Lesson 4: Number of comparisons
This lesson teaches you about how the number of comparisons affects the required sample size in experiments. Everything else held constant, the more treatment groups and thereby comparisons you have, the smaller alpha you will have to use per metric to bound the false positive rate for the decision below alpha, which leads to a larger required sample size. The number of comparisons does not affect the power you need to use per metric.
The impact of multiple comparisons
The most common pattern in product A/B tests is to compare all treatment groups against a control group. This means there are as many comparisons as there are treatment groups being tested.
In principle, it is also possible to compare all treatment groups against each other. This would mean the number of comparisons equals the number of pairs of treatments.
The number of comparisons affects the required sample size. The more comparisons, the more samples are required. This is because the probability of making a Type I error (false positive) increases with the number of comparisons. To counter this, we adjust the alpha level for multiple comparisons, which increases the required sample size.
The intuition behind this adjustment is that the more tests we run, the more chances there are to find a significant result by random chance.
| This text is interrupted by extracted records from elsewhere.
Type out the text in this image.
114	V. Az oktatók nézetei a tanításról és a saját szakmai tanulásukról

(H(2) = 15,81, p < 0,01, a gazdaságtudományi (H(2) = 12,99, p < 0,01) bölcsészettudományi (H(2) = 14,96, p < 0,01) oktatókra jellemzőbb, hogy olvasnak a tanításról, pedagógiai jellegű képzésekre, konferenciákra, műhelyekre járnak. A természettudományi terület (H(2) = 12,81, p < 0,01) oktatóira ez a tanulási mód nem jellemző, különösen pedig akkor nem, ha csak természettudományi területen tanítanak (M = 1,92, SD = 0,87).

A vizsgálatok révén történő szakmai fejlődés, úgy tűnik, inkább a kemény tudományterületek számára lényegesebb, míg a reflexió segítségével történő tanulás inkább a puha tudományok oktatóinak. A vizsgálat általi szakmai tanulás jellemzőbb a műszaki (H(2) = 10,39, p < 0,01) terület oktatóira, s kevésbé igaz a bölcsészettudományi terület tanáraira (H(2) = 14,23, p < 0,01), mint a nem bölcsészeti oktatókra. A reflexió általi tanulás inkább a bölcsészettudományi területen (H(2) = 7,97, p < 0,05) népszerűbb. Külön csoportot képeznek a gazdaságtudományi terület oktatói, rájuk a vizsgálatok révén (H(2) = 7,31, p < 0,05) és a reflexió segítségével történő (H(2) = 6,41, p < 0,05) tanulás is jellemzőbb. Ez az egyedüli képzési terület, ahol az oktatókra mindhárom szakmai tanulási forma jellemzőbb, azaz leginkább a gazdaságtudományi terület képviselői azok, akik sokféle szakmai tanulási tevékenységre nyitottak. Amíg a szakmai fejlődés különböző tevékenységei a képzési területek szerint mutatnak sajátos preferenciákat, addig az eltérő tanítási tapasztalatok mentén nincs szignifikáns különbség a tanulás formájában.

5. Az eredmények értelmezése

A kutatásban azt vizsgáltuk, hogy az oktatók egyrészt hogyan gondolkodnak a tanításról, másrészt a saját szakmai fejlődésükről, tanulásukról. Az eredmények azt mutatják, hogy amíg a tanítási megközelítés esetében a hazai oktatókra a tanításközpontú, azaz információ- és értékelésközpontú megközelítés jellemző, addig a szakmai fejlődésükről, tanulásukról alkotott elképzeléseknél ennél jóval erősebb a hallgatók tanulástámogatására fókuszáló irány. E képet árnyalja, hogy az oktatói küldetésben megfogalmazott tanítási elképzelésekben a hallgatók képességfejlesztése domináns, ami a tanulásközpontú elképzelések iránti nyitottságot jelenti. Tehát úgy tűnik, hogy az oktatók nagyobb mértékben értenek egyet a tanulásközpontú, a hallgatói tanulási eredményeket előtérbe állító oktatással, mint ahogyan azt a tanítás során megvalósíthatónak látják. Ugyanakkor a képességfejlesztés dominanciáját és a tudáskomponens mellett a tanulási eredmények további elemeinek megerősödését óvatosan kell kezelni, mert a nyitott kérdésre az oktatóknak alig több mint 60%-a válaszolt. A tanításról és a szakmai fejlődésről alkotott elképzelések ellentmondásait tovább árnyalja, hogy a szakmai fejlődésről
For example, if we run an experiment with 100 treatments and an alpha of 10%, even if no treatment has any effect, we would expect to see 10 treatments with a (false positive) significant result just by chance.
How does the number of comparisons in an experiment affect the required sample size?
Why is the alpha level adjusted when there are multiple comparisons in an experiment?
Notes for nerds
Some people wonder what to do if more than one treatment is significantly better than the control group. This is a deep question. You can test the treatments against each other to see if one is better than the other. However, the difference between the treatment groups is likely smaller than the difference between them and the control group. This makes the power to detect a difference between treatments lower than the power to detect a difference between a treatment and the control group.
There are more advanced methods for finding the best treatment among many, such as Tukey's and Scheffé's methods, and Dunnett's test. However, we don't recommend using these methods due to the complexity involved in learning how to use them. Instead, you should gather stakeholders to decide which of the significant treatments to implement based on factors such as:
- Complexity
- Cost
- Future extensibility